In 1997–98, at a moment when psychic hotlines were still something of a novelty, I curated an exhibition called Elevator that dealt with an intersection of the mechanics of the New Age movement and a few more or less conceptual art practices. At the time I think I thought the questions being asked under hypnotic trances and in self-help seminars were more interesting than the ones I was hearing in the art context. The show was produced in contrast to the ironic, reductive nihilism of a lot of contemporary work, to profile artists who employed, as Robert Storr once wrote about Bruce Nauman, “disciplined wondering rather than proscriptive doubting.” Out of the fumes of incense, wet wool, bong water, and fiberglass wafted Corey McCorkle.
Corey’s art is a sculpture of comic and romantic utopian dematerialization. It speaks to transience and good solid design. The work loves negative space—the atmosphere of the room, the emptied mind, the space inside the word om.
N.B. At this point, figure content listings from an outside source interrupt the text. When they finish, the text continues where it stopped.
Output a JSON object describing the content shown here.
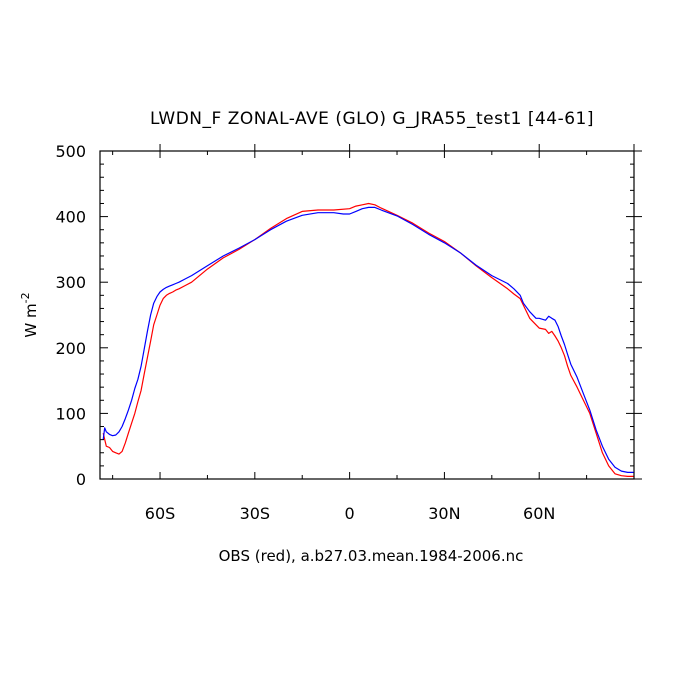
{
  "chart_data": {
    "type": "line",
    "title": "LWDN_F ZONAL-AVE (GLO) G_JRA55_test1 [44-61]",
    "xlabel": "OBS (red), a.b27.03.mean.1984-2006.nc",
    "ylabel": "W m",
    "ylabel_superscript": "-2",
    "xlim": [
      -79,
      90
    ],
    "ylim": [
      0,
      500
    ],
    "xticks": [
      {
        "value": -60,
        "label": "60S"
      },
      {
        "value": -30,
        "label": "30S"
      },
      {
        "value": 0,
        "label": "0"
      },
      {
        "value": 30,
        "label": "30N"
      },
      {
        "value": 60,
        "label": "60N"
      }
    ],
    "yticks": [
      0,
      100,
      200,
      300,
      400,
      500
    ],
    "grid": false,
    "series": [
      {
        "color": "#ff0000",
        "x": [
          -78,
          -77,
          -76,
          -75,
          -74,
          -73,
          -72,
          -71,
          -70,
          -69,
          -68,
          -67,
          -66,
          -65,
          -64,
          -63,
          -62,
          -61,
          -60,
          -59,
          -58,
          -57,
          -56,
          -55,
          -54,
          -52,
          -50,
          -45,
          -40,
          -35,
          -30,
          -25,
          -20,
          -15,
          -10,
          -5,
          0,
          2,
          4,
          6,
          8,
          10,
          15,
          20,
          25,
          30,
          35,
          40,
          45,
          50,
          52,
          54,
          55,
          57,
          59,
          60,
          62,
          63,
          64,
          65,
          66,
          67,
          68,
          69,
          70,
          72,
          74,
          76,
          78,
          80,
          82,
          84,
          86,
          88,
          90
        ],
        "y": [
          70,
          50,
          48,
          42,
          40,
          38,
          42,
          55,
          70,
          85,
          100,
          118,
          135,
          160,
          185,
          210,
          235,
          250,
          265,
          275,
          280,
          283,
          285,
          288,
          290,
          295,
          300,
          320,
          337,
          350,
          365,
          382,
          397,
          408,
          410,
          410,
          412,
          416,
          418,
          420,
          418,
          413,
          402,
          390,
          375,
          362,
          345,
          325,
          307,
          290,
          282,
          275,
          265,
          245,
          235,
          230,
          228,
          222,
          225,
          218,
          210,
          200,
          188,
          172,
          158,
          140,
          120,
          100,
          70,
          40,
          20,
          8,
          5,
          4,
          4
        ]
      },
      {
        "color": "#0000ff",
        "x": [
          -78,
          -77.5,
          -77,
          -76,
          -75,
          -74,
          -73,
          -72,
          -71,
          -70,
          -69,
          -68,
          -67,
          -66,
          -65,
          -64,
          -63,
          -62,
          -61,
          -60,
          -59,
          -58,
          -57,
          -56,
          -55,
          -54,
          -52,
          -50,
          -45,
          -40,
          -35,
          -30,
          -25,
          -20,
          -15,
          -10,
          -5,
          -2,
          0,
          2,
          4,
          6,
          8,
          10,
          15,
          20,
          25,
          30,
          35,
          40,
          45,
          50,
          52,
          54,
          55,
          57,
          59,
          60,
          62,
          63,
          64,
          65,
          66,
          67,
          68,
          69,
          70,
          72,
          74,
          76,
          78,
          80,
          82,
          84,
          86,
          88,
          90
        ],
        "y": [
          60,
          78,
          72,
          68,
          66,
          67,
          72,
          80,
          92,
          105,
          120,
          138,
          152,
          172,
          198,
          225,
          250,
          268,
          278,
          285,
          289,
          292,
          294,
          296,
          298,
          300,
          305,
          310,
          325,
          340,
          352,
          365,
          380,
          393,
          402,
          406,
          406,
          404,
          404,
          408,
          412,
          414,
          414,
          410,
          401,
          388,
          373,
          360,
          345,
          326,
          310,
          298,
          290,
          280,
          268,
          255,
          245,
          245,
          242,
          248,
          245,
          242,
          232,
          218,
          205,
          190,
          175,
          155,
          130,
          105,
          75,
          50,
          30,
          18,
          12,
          10,
          10
        ]
      }
    ]
  }
}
But it also loves molded plywood and acrylic, vinyl and foam core, the histrionics and palliatives of Shirley MacLaine, the about-to-take-flight look of Eero Saarinen’s TWA terminal, ikebana flower arrangement, and self-actualization cults like The Forum and New Life Expo.
Corey is interested in the intangible and elliptical, the sounds and vapors that float between objects and through rooms, in adding color or shape or wood grain to them and making them perceptible. And he is interested in the pilgrims who wander through these rooms as well. Like his transparent molded plastic “chairs” titled For Greater Velocity Towards Grace(“winged” furniture that holds the user in the lotus posture), Corey’s sculptures and installations are shiny, ghostly shells for human occupation, chrysalises to step into and come out of transformed.
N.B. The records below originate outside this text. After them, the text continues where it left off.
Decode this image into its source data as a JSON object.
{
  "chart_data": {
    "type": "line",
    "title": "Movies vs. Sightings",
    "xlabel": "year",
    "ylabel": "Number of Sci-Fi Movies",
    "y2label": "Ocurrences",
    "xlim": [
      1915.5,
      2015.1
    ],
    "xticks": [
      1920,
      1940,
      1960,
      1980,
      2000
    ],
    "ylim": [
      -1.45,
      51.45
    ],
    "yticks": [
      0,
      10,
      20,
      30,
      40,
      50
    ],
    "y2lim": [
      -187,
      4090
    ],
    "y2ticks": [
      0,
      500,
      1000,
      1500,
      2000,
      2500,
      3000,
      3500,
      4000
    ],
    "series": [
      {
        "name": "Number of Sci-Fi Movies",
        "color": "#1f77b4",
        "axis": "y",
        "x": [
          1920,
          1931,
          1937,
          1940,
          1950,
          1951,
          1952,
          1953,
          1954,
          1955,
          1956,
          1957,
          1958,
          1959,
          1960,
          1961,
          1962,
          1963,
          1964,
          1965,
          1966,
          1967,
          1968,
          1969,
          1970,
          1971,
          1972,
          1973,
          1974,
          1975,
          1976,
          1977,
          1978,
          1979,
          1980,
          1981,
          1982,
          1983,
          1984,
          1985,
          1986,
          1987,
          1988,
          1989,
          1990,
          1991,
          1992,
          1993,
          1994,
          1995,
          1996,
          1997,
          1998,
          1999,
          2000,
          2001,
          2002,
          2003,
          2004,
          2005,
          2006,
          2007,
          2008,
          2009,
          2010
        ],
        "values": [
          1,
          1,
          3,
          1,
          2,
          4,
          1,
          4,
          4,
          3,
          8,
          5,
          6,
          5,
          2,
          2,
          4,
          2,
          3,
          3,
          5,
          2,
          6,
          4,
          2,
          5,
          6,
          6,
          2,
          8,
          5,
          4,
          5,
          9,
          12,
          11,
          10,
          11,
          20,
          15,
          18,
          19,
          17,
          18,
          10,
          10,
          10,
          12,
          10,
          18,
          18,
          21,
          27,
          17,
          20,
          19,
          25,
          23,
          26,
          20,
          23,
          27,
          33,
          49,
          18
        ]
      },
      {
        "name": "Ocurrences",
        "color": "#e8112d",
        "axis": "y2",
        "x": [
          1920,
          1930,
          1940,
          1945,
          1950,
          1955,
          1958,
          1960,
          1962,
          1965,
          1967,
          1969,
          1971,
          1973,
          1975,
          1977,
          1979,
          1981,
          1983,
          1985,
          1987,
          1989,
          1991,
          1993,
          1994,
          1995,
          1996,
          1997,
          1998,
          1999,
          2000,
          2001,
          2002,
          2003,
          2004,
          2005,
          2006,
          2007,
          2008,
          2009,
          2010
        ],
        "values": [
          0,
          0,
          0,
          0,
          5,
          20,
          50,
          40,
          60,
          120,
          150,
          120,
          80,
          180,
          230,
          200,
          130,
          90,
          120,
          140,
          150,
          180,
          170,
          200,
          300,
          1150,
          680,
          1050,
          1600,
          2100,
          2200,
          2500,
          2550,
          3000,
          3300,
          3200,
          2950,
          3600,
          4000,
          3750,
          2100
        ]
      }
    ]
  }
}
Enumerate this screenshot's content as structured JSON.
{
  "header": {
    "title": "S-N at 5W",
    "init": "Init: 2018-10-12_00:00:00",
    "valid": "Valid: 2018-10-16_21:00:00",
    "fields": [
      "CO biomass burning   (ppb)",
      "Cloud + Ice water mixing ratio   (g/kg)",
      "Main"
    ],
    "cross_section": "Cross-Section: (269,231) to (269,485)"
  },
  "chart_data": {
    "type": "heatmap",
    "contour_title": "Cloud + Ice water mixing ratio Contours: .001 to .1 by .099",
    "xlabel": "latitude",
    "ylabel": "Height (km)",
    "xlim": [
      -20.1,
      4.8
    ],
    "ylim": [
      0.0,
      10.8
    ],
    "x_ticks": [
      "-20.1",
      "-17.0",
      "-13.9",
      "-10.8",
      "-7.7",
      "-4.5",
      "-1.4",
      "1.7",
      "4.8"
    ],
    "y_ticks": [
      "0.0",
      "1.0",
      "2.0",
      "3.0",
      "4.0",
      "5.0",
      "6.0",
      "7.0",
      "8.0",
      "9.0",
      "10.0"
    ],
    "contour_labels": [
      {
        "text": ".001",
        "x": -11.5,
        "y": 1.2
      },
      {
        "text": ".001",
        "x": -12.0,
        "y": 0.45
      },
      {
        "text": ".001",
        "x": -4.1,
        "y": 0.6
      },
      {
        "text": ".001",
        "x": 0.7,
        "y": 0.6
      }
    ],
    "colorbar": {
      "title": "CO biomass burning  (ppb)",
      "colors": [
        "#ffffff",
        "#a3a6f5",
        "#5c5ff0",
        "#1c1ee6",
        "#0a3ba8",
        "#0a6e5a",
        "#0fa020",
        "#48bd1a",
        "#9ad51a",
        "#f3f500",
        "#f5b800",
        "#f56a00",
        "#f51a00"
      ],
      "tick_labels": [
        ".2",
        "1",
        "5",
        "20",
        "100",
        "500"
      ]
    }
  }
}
As with those seminars and yoga classes, Corey’s work promises renewal through little shifts in consciousness and attitude. But most of all, like a whole industry of books and videotapes, it promises promise—it romanticizes the ambition for transcendence, and provides atmosphere for it, all the while admitting its cultural mediation and likely failure. It suggests that the invention of new utopian designs, Tokonoma garden spaces, and “orthopedic pathways” is what is needed to ease the symptoms of our new and ongoing spiritual crisis (made night-vision-goggle clear of late). It can’t offer enlightenment itself, but it can tell you that flashes of insight are yours if you get the mood right—if you smudge your bus and light a few candles. It’s asceticism with a little Sufi flourish, like the Dia Foundation.
Corey’s work implies that those experiences of the transcendent and transformative are always elsewhere, outside the space of the exhibition or expo, always bound up in the mysteries of one’s own life. And rather than take all the attention away from those inquiries and speculations, his work seems to want to provide an echo chamber for them. To say that, ultimately, change comes from within.